Epilogue to Press Freedom and Martial Law
By Mila Astorga-Garcia
The Dumaguete Times case which happened in 1969, three years before martial law, involved the arrest, torture and detention of all the paper’s staffers, and the effective closure of the newspaper, only five months after it was established. The paper published stories which were unflaterring to the powerful landlords and politicians in Negros island, such as student unrest in a university, and a landgrabbing case involving the barb-wiring of tenants’ lands.
Concerned for the safety of the detained Dumaguete Times staffers, the National Press Club, headed by the late Antonio Zumel, launched a fundraising campaign to free the detainees. Lawyer Voltaire Garcia, Zumel, then Senator Doy Laurel, journalists Jose F. Lacaba of the Free Press, and Rodolfo Tupas, editor of The Sunday Times magazine, were among the first to visit the detainees at the Cadiz City jail.
A battery of 12 lawyers headed by Voltaire Garcia, and which included Jose W. Diokno, Lorenzo Tanada, Juan T. David, among others, volunteered legal assistance to the the Dumaguete Times staffers. The trumped-up charges against them were summarily dropped during the preliminary investigation, which was announced by the Defense Department.

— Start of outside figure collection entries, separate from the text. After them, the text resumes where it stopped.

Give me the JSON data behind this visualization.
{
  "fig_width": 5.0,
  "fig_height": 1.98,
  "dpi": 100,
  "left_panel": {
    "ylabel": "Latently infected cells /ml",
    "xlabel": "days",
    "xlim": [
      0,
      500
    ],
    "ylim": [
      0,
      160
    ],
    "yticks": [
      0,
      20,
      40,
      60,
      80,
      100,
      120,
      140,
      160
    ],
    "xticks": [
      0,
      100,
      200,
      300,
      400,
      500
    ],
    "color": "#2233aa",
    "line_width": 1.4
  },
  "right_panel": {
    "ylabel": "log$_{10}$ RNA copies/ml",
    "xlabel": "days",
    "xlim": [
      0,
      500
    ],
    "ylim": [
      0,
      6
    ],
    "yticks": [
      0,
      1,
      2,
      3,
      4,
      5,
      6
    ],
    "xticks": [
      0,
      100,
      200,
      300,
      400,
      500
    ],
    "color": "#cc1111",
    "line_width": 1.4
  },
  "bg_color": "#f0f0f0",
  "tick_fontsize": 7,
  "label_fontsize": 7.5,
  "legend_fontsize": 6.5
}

While the press freedom fight for the Dumaguete Times staffers was successful, repression against the media went on until the suspension of the writ of habeas corpus and the declaration of martial law. Media offices were raided and closed; journalists were arrested and detained; and government bureaucracy watchdogs on media were created. “The Philippine Press: What are the boundaries of press freedom,” an article published in the defunct Business Day and Filipina II, documented media repression during the martial law years.
And even with the lifting of martial law, media repression took various forms, from intimidating journalists through interrogations at military camps (Ceres Doyo and other women journalists), forced resignation of editors critical of martial law, the “new society,” and the “new republic” (the Letty Magsanoc case), to the closure of media establishments and arrest of all staffers (Joe Burgos of Ang Malaya), not to mention continued media repression in the provinces which were not covered by the national press.
Such repression continuing after martial law eventually led to the phenomenon described as the “radicalization” of the Philippine media, which was documented in the book, The Press Under Siege, Vol II, published by the NPC in 1985. Media practitioners continued to write, broadcast, document stories on human rights violations, such as the killing of Macliing Dulag, the tribal leader who was shot dead by the military because he led the Kalinga tribes against the Chico Dam project; the case of Dr. Bobby de la Paz who was also shot dead due to his medical work among the poor in Catbalogan Samar; and many others.
These days, journalists are summarily executed, some even killed covering public events (the Ampatuan massacre, where 34 of the 57 killed were journalists) and while broadcasting in their studios – a phenomenon that led to the making of a feature film titled “Deadline,” based on the continuing repression of journalists in the country.